Core Concepts
Edges & Hyperedges
Understanding relationships between memory nodes
Edges & Hyperedges
Relationships are what transform isolated facts into connected knowledge. HyperMemory supports two types: edges (binary) and hyperedges (multi-way).
Edges (binary relationships)
An edge connects exactly two nodes. It can be directed (A → B) or undirected (A ↔ B).
Edge structure
{
"id": "edge_xyz789",
"source": "node_abc123",
"target": "node_def456",
"edge_type": "manages",
"directed": true,
"metadata": {
"since": "2026-01",
"role": "tech_lead"
},
"created_at": "2026-01-20T09:00:00Z"
}
Common edge types
| Type | Example | Direction |
|---|---|---|
manages | Sarah manages Project Alpha | Directed |
depends_on | Feature B depends on Feature A | Directed |
collaborates_with | Alice collaborates with Bob | Undirected |
belongs_to | Task belongs to Sprint | Directed |
related_to | Concept A related to Concept B | Undirected |
prefers | User prefers Option | Directed |
Creating edges
Edges are created automatically when you use the relationships parameter in memory_store:
memory_store(
content="Sarah Chen is the tech lead for Project Alpha",
node_type="assignment",
relationships=["node_project_alpha"]
)
Or explicitly via the API:
memory_create_edge(
source="node_sarah",
target="node_project_alpha",
edge_type="manages",
directed=true
)
Hyperedges (multi-way relationships)
A hyperedge connects three or more nodes in a single relationship. This is HyperMemory’s distinguishing feature.
Hyperedge structure
{
"id": "hedge_qrs101",
"nodes": [
"node_sarah",
"node_marcus",
"node_api_v2",
"node_q3_planning"
],
"edge_type": "decision_context",
"content": "Q3 roadmap planning decision",
"metadata": {
"date": "2026-02-01",
"outcome": "approved",
"confidence": "high"
},
"created_at": "2026-02-01T15:00:00Z"
}
When to use hyperedges
| Scenario | Why hyperedge? |
|---|---|
| Decision with multiple stakeholders | Captures who decided, what was decided, and context together |
| Meeting with multiple participants | All attendees connected atomically |
| Event affecting multiple projects | Single relationship vs. N² binary edges |
| Complex dependency | Multiple components with shared constraint |
Creating hyperedges
memory_store(
content="Sprint 12 planning session determined Q3 priorities",
node_type="event",
hyperedge={
"nodes": ["node_sprint_12", "node_sarah", "node_marcus", "node_api_project"],
"edge_type": "planning_session"
}
)
When to use which
Use edges when:
- The relationship is between exactly two things
- Direction matters (A manages B, not B manages A)

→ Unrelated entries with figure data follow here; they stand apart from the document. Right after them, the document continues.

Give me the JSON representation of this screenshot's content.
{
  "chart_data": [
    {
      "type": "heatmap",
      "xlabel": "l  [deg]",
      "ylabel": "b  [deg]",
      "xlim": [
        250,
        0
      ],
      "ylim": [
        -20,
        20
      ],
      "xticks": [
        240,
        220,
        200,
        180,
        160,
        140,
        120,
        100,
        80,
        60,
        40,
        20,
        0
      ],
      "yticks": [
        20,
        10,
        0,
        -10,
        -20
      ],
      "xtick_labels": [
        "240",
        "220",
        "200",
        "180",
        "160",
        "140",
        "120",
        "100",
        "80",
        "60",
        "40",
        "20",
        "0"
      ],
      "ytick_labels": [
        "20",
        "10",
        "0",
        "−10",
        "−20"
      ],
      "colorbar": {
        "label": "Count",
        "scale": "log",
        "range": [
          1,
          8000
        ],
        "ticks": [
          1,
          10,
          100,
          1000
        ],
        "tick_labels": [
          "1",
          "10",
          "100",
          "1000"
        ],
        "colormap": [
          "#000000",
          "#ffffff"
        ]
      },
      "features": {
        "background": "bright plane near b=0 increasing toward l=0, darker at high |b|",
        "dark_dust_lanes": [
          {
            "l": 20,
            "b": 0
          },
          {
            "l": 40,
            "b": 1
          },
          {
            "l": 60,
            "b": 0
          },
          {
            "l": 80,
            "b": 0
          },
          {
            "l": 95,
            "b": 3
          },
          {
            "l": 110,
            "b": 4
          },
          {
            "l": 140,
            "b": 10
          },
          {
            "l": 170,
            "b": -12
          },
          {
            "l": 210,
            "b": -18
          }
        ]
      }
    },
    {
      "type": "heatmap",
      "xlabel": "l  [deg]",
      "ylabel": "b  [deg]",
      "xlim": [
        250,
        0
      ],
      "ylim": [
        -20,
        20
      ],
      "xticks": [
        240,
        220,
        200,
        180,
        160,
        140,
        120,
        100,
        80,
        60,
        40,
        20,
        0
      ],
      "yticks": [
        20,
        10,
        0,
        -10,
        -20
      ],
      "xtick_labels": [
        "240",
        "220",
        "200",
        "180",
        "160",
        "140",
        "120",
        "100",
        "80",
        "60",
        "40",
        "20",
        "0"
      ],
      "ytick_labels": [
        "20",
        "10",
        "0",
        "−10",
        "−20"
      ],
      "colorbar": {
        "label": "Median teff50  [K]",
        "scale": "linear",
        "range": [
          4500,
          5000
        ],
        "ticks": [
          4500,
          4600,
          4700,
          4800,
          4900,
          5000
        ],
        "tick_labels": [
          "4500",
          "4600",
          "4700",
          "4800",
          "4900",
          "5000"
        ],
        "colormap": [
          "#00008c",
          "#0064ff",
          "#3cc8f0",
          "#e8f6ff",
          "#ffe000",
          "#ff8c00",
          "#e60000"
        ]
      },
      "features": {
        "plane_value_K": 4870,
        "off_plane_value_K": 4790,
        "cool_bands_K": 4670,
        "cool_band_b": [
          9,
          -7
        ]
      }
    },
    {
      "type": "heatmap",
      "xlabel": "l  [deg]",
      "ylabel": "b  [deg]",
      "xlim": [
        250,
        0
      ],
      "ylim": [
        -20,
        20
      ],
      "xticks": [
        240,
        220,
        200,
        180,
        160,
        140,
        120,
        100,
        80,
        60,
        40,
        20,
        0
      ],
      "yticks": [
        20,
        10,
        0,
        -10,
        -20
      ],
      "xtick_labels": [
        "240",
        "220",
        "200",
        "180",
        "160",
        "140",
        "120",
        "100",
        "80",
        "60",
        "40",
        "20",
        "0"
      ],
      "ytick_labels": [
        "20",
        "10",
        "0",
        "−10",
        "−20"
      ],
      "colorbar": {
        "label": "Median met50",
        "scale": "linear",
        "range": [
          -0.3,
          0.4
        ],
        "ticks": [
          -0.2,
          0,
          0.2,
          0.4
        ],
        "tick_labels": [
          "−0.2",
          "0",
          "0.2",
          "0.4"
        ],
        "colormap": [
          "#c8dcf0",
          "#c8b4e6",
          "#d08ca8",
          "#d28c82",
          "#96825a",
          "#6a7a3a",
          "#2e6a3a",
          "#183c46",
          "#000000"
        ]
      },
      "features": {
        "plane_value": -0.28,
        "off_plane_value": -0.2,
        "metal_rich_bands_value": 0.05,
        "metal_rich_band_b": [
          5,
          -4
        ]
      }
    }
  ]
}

- You want simple, queryable connections
- Relationships are independent of each other
Use hyperedges when:
- Three or more things are connected in one context
- The relationship only makes sense with all participants
- You want to avoid creating N² binary edges
- The context is atomic (all-or-nothing)
Example: Modeling a decision
Scenario: Sarah and Marcus decided to use PostgreSQL for the new API during Q3 planning.
Binary edges approach
Sarah ──participated_in──► Decision
Marcus ──participated_in──► Decision
Decision ──concerns──► PostgreSQL
Decision ──concerns──► New API
Decision ──occurred_during──► Q3 Planning
5 edges. To understand the full decision, your agent traverses all of them.
Hyperedge approach
[Sarah, Marcus, PostgreSQL, New API, Q3 Planning]
↑
decision_context
"Chose PostgreSQL for new API"
1 hyperedge. The full context is retrieved atomically.
Querying relationships
Find relationships for a node
memory_get_relationships(
node_id="node_sarah",
direction="both"
)
Returns both edges and hyperedges involving Sarah.
Find related nodes
memory_find_related(
node_id="node_sarah",
depth=2,
edge_type="decision_context"
)
Traverses up to 2 hops, filtering by relationship type.
Best practices
Type consistently. Use a consistent vocabulary for edge types across your graph: manages, depends_on, participates_in — not management, dependency, participant.